Para responder a esa mujer judía, para aclararnos nosotros, y para responder a tantos otros porqué es tan importante Jesús para nosotros, hay que comenzar de abajo hacia arriba. Es decir, recorrer el mismo camino que hicieron los discípulos y el mismo camino -añado yo- que hizo Jesús.

1.- Los discípulos caminaron junto a Jesús. Lo primero que descubrieron fue una nueva humanidad. El Maestro, “tenía de especial” que defendía a todo hombre y toda mujer necesitada, incluso por encima de la Ley, del Templo, de la cruel sociedad y sus poderes fácticos, de las costumbres hipócritas. Vieron los discípulos cómo el nuevo “maestro en humanidad” se enfrentaba incluso al poder establecido por liberar al pueblo apaleado, abatido o marginado. Lo vieron morir. Y ya hundidos y fracasados, vivieron la experiencia de la resurrección. Dios levantó a Jesús de la muerte, y lo devolvió a la vida. Aquel Jesús con quien habían vivido les dejó su fuerza y su Espíritu. Ahí entra la fe cristiana.
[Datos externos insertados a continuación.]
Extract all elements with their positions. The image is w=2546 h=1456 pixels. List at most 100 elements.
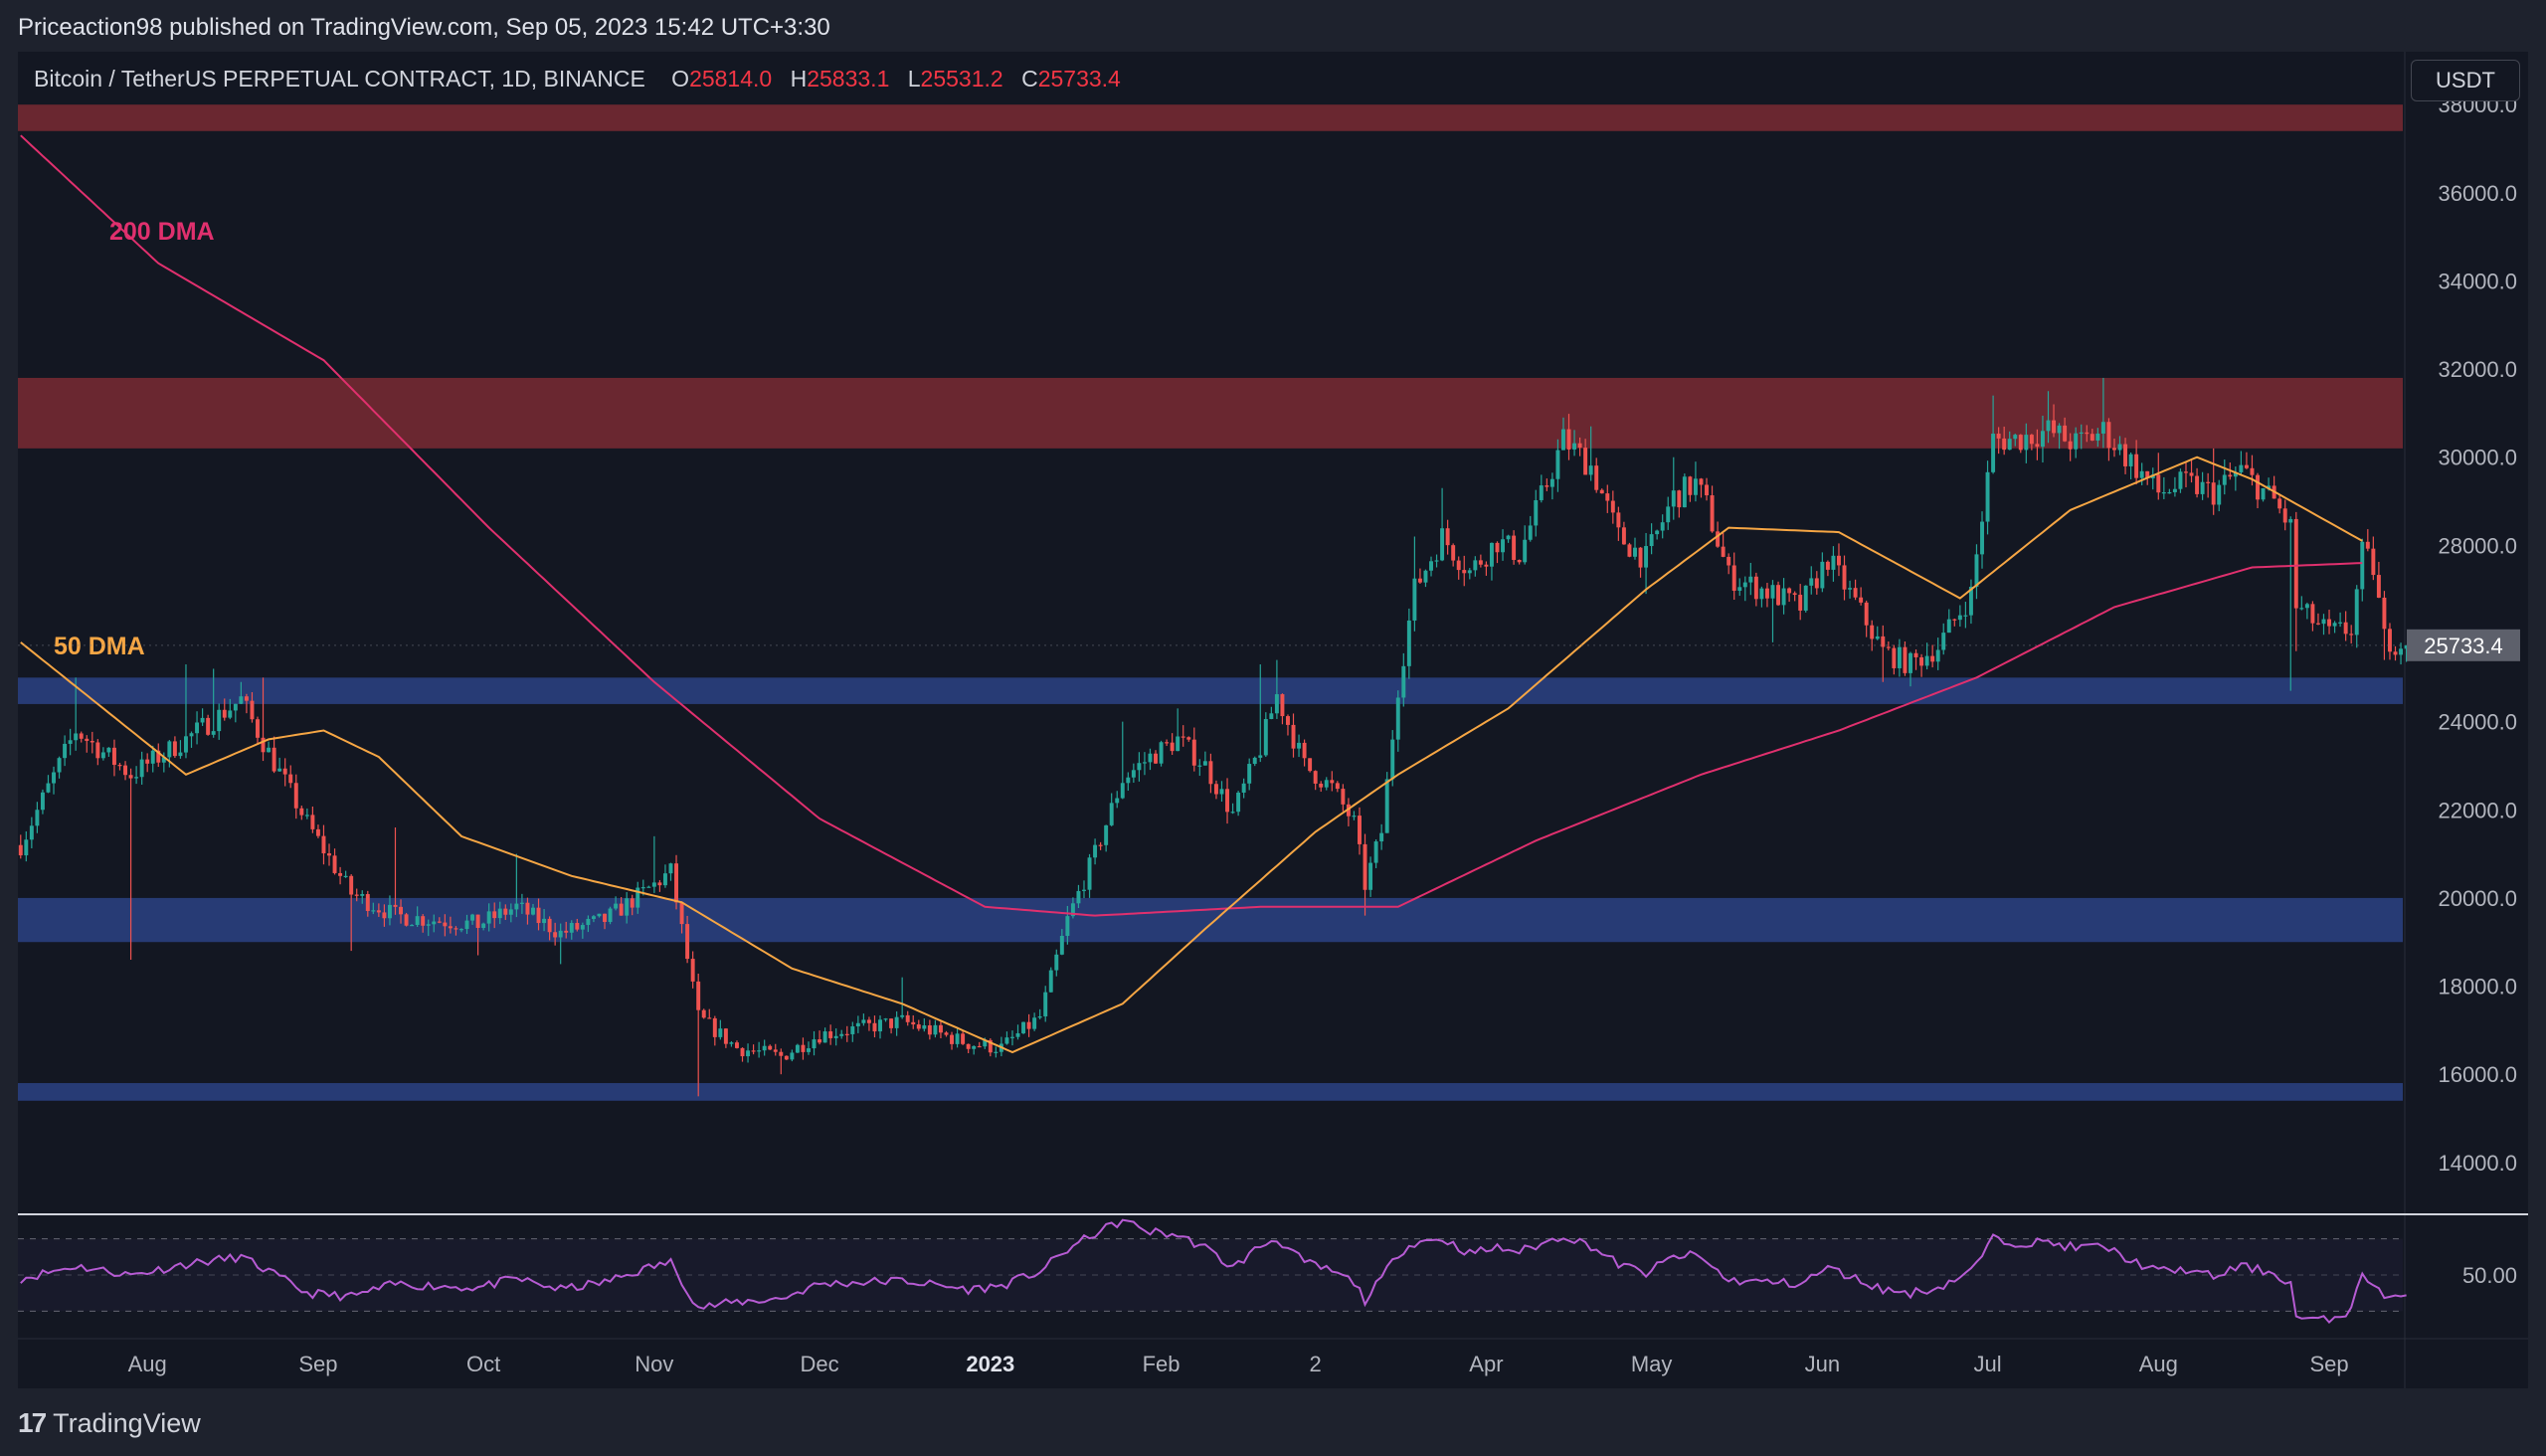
candle [321, 824, 326, 865]
candle [2200, 471, 2205, 500]
candle [2013, 434, 2018, 447]
rsi-chart[interactable]: 50.00 Aug Sep Oct Nov Dec 2023 Feb 2 Apr May Jun Jul… [18, 1215, 2528, 1388]
candle-body [866, 1019, 871, 1023]
candle [2100, 377, 2105, 449]
candle-body [1963, 615, 1968, 617]
candle-body [2112, 448, 2116, 451]
chart-area[interactable] [18, 52, 2528, 1388]
candle [1825, 560, 1830, 577]
y-tick-label: 14000.0 [2438, 1151, 2517, 1176]
candle-body [1269, 713, 1274, 719]
candle-body [1594, 465, 1599, 490]
price-chart[interactable]: 14000.0 16000.0 18000.0 20000.0 22000.0 24000… [18, 52, 2528, 1215]
candle-body [1649, 534, 1654, 547]
candle-body [1313, 771, 1318, 784]
candle [1076, 884, 1081, 908]
candle [2095, 428, 2100, 448]
candle [1753, 572, 1758, 607]
candle-body [768, 1045, 773, 1050]
candle-body [603, 913, 607, 923]
candle [685, 915, 690, 964]
candle-body [2228, 474, 2233, 477]
candle [2332, 621, 2337, 634]
candle-body [1363, 843, 1367, 890]
candle [2376, 561, 2381, 599]
candle-body [470, 914, 475, 921]
candle [1996, 427, 2001, 455]
candle [2090, 429, 2094, 442]
candle-body [547, 918, 552, 933]
candle-body [2393, 651, 2398, 655]
candle-body [1892, 647, 1897, 668]
candle-body [1131, 770, 1136, 778]
candle-body [1671, 490, 1676, 507]
candle [1501, 529, 1505, 561]
candle [2156, 453, 2161, 500]
candle [861, 1013, 866, 1026]
candle-body [1148, 753, 1153, 763]
candle [1142, 752, 1147, 776]
candle-body [773, 1049, 778, 1052]
candle-body [29, 825, 34, 840]
candle-body [2338, 622, 2343, 624]
candle [558, 923, 563, 965]
currency-button[interactable]: USDT [2411, 60, 2520, 101]
candle [1809, 566, 1814, 595]
candle-body [1727, 556, 1731, 566]
candle-body [1924, 655, 1929, 666]
candle [2167, 488, 2172, 494]
candle [2399, 642, 2404, 665]
candle [746, 1043, 751, 1063]
candle-body [1213, 784, 1218, 795]
candle-body [861, 1019, 866, 1023]
candle-body [2172, 488, 2177, 492]
candle [1434, 554, 1439, 568]
candle [1462, 555, 1467, 587]
candle-body [790, 1052, 795, 1060]
symbol-title[interactable]: Bitcoin / TetherUS PERPETUAL CONTRACT, 1… [34, 66, 645, 91]
candle [757, 1041, 762, 1058]
candle [2299, 596, 2304, 611]
candle [630, 894, 635, 916]
candle [2354, 585, 2359, 648]
candle-body [1666, 506, 1671, 523]
candle [68, 728, 73, 756]
candles [18, 377, 2409, 1097]
candle [1798, 584, 1803, 621]
candle-body [293, 783, 298, 809]
candle-body [1335, 783, 1340, 790]
candle-body [1974, 554, 1979, 587]
candle-body [1390, 739, 1395, 780]
tradingview-brand[interactable]: 17 TradingView [18, 1407, 201, 1439]
candle [156, 743, 161, 768]
candle-body [272, 747, 276, 772]
candle [1903, 641, 1908, 676]
candle-body [1627, 544, 1632, 557]
candle-body [1688, 476, 1693, 495]
candle-body [889, 1018, 894, 1028]
candle-body [1742, 582, 1747, 588]
candle-body [1252, 757, 1257, 765]
candle [822, 1027, 827, 1043]
candle-body [1241, 783, 1246, 793]
candle [531, 903, 535, 916]
candle [1909, 651, 1912, 687]
candle-body [1181, 736, 1185, 738]
candle [1859, 587, 1864, 606]
candle [1186, 736, 1191, 742]
candle-body [239, 696, 244, 704]
candle-body [100, 752, 105, 759]
last-price-label: 25733.4 [2424, 634, 2503, 658]
candle [1126, 772, 1131, 791]
candle-body [911, 1021, 916, 1025]
low-value: 25531.2 [920, 66, 1003, 91]
candle-body [2161, 492, 2166, 494]
x-tick-label: 2023 [966, 1352, 1014, 1376]
candle-body [1324, 780, 1329, 788]
candle-body [839, 1033, 844, 1036]
candle [503, 904, 508, 920]
candle-body [1346, 804, 1351, 817]
candle-body [591, 916, 596, 919]
candle [2293, 511, 2298, 651]
candle [481, 922, 486, 931]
2.- Aquel Jesús no nació hecho. Empezó desde abajo. “Creció” ante Dios y ante los hombres. Y como no era un prefabricado sino libre, pudo no aceptar el bautismo (compromiso de una nueva humanidad); pudo haber llegado a un diálogo político con los del Templo; pudo rechazar o huir de la muerte. Es decir, pudo quedarse a medias. Llegar a la plenitud humana, querida por Dios, le costó la vida. Pero al aceptar el cáliz amargo de su plenitud humana, Dios lo devolvió a la vida y lo sentó a su diestra. Y ante él, los que tenemos fe, doblamos la rodilla: “¡Señor mío y Dios mío!”
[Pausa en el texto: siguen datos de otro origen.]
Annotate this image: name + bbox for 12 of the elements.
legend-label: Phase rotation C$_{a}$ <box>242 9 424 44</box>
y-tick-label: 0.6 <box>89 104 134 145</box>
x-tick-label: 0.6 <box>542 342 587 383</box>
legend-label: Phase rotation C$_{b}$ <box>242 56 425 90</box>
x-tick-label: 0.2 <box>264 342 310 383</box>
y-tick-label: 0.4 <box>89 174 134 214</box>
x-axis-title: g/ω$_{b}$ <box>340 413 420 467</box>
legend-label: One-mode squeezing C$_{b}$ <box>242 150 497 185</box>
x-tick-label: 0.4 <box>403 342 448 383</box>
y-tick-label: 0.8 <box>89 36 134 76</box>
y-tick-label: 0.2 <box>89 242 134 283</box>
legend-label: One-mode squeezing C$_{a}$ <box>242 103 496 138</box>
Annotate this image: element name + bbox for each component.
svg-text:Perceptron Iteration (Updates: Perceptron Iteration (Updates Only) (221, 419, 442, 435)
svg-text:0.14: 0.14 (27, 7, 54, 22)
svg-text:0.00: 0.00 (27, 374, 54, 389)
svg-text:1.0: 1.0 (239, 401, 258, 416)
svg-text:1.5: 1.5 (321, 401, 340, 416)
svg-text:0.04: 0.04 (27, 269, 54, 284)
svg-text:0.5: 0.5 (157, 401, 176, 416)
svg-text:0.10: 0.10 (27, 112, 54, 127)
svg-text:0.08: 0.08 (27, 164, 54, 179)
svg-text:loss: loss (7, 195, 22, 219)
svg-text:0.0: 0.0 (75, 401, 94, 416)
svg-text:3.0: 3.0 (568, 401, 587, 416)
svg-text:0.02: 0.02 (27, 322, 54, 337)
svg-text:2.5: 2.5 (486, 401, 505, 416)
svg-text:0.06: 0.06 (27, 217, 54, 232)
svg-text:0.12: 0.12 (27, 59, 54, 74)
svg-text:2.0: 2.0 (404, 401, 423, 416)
3.- Jesús sembró la semilla de la plenitud humana. Su semilla arraiga no se sabe dónde ni cómo. Esa semilla no es propiedad de ninguna Institución, de ninguna religión, grupo, etnia o pueblo, de ningún tiempo. No es blanca, ni amarilla ni negra. Brota en cualquier época, en cualquier tierra, playa, templo o calle. No es una fórmula secreta como la Coca-Cola. Los que le hemos conocido y creemos en él, afirmamos que sin Jesús de Nazaret, el progreso de la especie de los hombres no hubiera sido igual. Eso creemos los cristianos.
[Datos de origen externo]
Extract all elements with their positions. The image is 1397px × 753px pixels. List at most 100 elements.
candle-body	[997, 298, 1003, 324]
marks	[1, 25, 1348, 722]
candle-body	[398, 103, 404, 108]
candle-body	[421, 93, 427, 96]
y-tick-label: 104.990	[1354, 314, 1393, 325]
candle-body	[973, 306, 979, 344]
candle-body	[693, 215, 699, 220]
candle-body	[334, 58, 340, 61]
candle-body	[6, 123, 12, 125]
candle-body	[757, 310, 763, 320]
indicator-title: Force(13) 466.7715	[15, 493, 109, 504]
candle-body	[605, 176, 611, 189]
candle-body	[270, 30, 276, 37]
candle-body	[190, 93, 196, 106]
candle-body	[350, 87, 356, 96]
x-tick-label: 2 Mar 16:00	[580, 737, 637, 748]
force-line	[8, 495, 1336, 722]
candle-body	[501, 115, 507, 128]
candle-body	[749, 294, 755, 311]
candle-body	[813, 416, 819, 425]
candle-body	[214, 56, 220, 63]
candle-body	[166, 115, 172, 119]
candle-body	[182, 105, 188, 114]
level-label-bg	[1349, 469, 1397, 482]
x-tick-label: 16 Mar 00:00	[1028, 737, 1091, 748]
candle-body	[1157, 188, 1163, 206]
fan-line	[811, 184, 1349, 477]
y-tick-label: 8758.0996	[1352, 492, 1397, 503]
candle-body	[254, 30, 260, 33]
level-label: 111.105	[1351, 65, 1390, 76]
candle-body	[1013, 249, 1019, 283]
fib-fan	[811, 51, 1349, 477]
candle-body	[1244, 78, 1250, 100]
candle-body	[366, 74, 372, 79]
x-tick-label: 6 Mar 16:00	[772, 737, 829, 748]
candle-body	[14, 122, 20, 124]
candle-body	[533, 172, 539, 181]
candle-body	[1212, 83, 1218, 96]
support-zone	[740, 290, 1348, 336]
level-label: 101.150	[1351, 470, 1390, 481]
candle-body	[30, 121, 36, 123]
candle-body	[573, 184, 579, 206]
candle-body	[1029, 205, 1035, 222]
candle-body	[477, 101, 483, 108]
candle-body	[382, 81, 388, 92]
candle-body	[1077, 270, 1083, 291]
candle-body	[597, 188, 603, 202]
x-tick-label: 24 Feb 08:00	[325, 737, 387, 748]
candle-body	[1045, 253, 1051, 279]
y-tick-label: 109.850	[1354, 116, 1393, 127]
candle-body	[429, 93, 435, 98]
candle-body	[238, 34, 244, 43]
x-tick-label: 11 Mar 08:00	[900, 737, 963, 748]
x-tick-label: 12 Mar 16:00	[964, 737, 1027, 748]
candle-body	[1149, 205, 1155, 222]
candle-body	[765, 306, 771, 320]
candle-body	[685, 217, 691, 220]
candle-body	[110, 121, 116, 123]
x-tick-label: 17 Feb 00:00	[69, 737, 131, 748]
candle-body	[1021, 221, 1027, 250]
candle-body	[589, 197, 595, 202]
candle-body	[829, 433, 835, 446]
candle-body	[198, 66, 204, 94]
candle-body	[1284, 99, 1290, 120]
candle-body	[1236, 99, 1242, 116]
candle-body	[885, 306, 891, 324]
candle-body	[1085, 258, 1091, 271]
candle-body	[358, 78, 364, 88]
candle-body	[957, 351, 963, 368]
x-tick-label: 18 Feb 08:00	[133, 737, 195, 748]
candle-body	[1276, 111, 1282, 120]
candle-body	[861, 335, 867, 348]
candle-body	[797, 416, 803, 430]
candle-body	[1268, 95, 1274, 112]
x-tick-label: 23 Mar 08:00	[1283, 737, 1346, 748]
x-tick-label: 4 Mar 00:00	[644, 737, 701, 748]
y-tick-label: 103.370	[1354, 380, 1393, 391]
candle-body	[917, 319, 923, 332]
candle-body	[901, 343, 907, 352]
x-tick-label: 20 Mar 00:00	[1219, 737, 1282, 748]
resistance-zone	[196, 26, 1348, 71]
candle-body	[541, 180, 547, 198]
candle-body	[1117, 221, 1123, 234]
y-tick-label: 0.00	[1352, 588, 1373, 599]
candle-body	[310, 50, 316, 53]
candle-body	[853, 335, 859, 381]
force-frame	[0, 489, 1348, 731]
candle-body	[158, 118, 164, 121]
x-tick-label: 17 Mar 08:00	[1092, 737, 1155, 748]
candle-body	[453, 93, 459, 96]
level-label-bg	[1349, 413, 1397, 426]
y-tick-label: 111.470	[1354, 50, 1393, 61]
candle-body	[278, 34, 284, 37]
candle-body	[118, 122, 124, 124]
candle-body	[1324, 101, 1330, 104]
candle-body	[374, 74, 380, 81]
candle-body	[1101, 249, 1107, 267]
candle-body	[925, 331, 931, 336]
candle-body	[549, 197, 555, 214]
Y nuestra fe no es sencillamente una teoría, un dogma. Al caminar junto al judío Jesús de Nazaret, descubrimos que Dios es Padre Nuestro; que los hombres son como hermanos; que nuestra vida en el tiempo acaba en una puerta: lo eterno. No sabemos qué es lo eterno. Sólo sabemos que Jesús espera junto al Padre.

Gracias a ese judío de Nazaret, nos sentimos libres de todo Templo, de todo Imperio y de todo dueño. Jesús nos dejó su Espíritu de libertad. Somos Hijos de Dios. Los católicos tendremos que aprender a vivir libres dentro de nuestra comunidad, y a no considerarnos propietarios de nada.